Благодаря влиянию двора жизнь Англии резко изменилась. Вместо строгой, пуританской явилась на сцену другая Англия – веселая, легкомысленная, распущенная.
Недавнее прошлое, перестав возбуждать ненависть, подверглось легкомысленному осмеянию. Ценились не глубокие познания, а остроумие, не религиозные убеждения, а насмешки над религией. Пуритан, осмеливавшихся выходить на улицу в своих мрачных черных одеждах, сопровождали гиканьем и обидными возгласами, их забрасывали грязью и камнями. В порыве легкомысленной злобы и отвратительного кощунства кости Кромвеля были вырыты из могилы и развеяны по ветру. Новый курс держался правил: «Потоп после нас; будем веселиться».
«The Restoration was a moral catastrophe» – говорят историки («Реставрация была катастрофой нравственности»). На самом деле все низкое, тщеславное, корыстолюбивое, подлое сбросило с себя маску и смело вышло на свет божий. Бороться с этим мутным и грязным потоком недоставало сил у хороших людей. Хорошие люди с разбитыми мечтами и надеждами удалились от дел и издали с сокрушением видели, как вавилонское столпотворение охватывает жизнь, как славная родина продается иностранным государствам, как все святое топчется в грязь. Оставалось молчать и терпеть, примирившись с одиночеством.
Лишенный возможности заниматься политикой, Мильтон всю страсть своей кипучей натуры отдал научным занятиям и поэтическому творчеству. Как только взбаламученное море успокоилось и тина Реставрации покрыла собою общественную жизнь, как только стало очевидным, что обетованная земля если и не навсегда, то, по крайней мере, надолго исчезла опять из глаз людей, – Мильтон вернулся к мечте своей юности – быть Тассо и Данте Англии. Вдохновение забило в нем ключом; он вспомнил свои поэтические сны, свои грезы о рае, свою нежную любовь к природе.
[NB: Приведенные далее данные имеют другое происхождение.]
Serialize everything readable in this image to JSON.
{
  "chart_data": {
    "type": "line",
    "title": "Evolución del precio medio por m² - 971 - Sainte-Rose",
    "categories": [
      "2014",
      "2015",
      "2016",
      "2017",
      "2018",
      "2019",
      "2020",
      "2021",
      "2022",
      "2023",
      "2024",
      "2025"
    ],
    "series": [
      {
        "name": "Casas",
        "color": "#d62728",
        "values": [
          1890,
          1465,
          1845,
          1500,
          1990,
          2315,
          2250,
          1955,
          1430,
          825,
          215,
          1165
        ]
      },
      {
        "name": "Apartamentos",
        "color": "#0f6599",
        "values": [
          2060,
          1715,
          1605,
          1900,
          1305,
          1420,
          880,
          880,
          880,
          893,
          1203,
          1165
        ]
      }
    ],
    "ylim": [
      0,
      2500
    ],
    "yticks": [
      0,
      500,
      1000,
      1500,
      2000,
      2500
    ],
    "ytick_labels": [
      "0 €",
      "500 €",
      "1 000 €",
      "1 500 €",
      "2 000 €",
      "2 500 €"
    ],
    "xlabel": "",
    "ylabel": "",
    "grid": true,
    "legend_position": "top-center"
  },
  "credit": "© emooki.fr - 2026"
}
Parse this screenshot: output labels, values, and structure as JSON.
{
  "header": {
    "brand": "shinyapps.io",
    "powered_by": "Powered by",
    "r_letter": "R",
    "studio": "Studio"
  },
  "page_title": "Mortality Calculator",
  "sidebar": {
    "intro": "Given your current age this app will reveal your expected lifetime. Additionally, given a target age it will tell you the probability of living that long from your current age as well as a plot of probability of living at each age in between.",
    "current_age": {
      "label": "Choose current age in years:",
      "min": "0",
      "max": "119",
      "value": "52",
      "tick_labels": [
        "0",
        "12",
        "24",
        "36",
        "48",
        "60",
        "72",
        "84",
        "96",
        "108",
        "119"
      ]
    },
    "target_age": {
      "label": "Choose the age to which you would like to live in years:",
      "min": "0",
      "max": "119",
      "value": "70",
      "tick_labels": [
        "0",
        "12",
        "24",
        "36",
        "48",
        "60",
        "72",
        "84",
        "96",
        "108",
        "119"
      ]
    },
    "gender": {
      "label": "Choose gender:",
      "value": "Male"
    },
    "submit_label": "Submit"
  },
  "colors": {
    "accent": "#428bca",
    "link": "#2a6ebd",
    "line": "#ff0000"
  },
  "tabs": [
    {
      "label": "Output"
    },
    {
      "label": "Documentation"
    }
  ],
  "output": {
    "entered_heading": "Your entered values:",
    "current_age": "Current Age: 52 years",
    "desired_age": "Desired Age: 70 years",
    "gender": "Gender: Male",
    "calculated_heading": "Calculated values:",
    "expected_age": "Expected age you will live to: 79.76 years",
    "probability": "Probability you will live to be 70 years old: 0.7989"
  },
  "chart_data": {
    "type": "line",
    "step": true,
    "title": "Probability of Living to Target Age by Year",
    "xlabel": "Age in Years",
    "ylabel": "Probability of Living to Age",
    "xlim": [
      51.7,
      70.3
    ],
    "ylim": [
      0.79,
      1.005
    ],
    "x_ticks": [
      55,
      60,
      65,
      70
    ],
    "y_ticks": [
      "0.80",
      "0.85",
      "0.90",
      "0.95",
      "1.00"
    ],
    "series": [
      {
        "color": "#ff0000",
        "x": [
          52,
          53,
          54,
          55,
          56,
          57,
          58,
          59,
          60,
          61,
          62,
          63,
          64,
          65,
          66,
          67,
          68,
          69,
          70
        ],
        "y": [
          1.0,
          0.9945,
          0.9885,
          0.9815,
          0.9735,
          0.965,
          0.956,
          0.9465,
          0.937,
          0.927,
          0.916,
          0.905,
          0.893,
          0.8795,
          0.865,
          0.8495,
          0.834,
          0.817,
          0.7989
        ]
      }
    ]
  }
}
Революционные страсти угомонились в нем, и их вулкан покрылся смеющимися зелеными садами и белыми домиками, шаловливо выглядывающими из-за густой листвы. Внизу, на дне кратера, продолжалась работа подземных сил; столбы огня, дыма и пепла то и дело вылетали из кратера, – но на поверхности все было спокойно, все было залито золотыми солнечными лучами. Таким и представляется нам «Потерянный Рай», и эта величайшая религиозная поэма Новой Европы походит на «Ад» Данте силою своей сдержанной страсти, на «Одиссею» Гомера прелестью своих описаний природы, семейного счастья, пышной красотой своих картин и образов.
Но сначала – как жил Мильтон.
Он не покидал Лондона. Ему тяжело было расстаться с городом, вид которого напоминал ему хоть и о разбитых, но святых мечтах. В его шуме он как будто различал еще клики народа, восторженно приветствовавшего его излюбленного героя Кромвеля. По необходимости, чтобы иметь возле себя хозяйку, он женился в третий раз, так как вторая его жена – этот белокурый ангел, как он называл ее – умерла уже в 1658 году. Женой он был, по-видимому, совершенно доволен. Та, женщина простая, без претензий и немолодая, ходила как нянька за слепым стариком, готовила ему его любимые простые кушанья, не вмешивалась в его научные и литературные занятия, требовала мало любви и мало ласки. Стихи из «Потерянного Рая»:
то есть «нет ничего приятнее, как если женщина печется о благосостоянии и порядке дома», – могут, как кажется, быть отнесены на ее счет. Мало кто посещал Мильтона, отчасти как человека опального, отчасти и потому, что в личных контактах он представлял немного интереса. Его характер не был создан ни для любви, ни для дружбы. В нем было что-то жреческое, суровое, что отталкивало от него людей, и, чтобы привязаться к нему, надо было прежде всего заглянуть в глубину его гения, что было под силу далеко не всем. Строгий, без того «маленького ума», который делает такими приятными взаимные отношения людей, ненавидевший шутку и легкомыслие, Мильтон и в лучшие годы своей жизни был обречен на одиночество. На что другое мог он рассчитывать под старость? Даже в собственной семье он держал себя замкнутым, с тем достоинством, которое так хорошо в сенате и так неуместно в детской спальне или в кружке знакомых.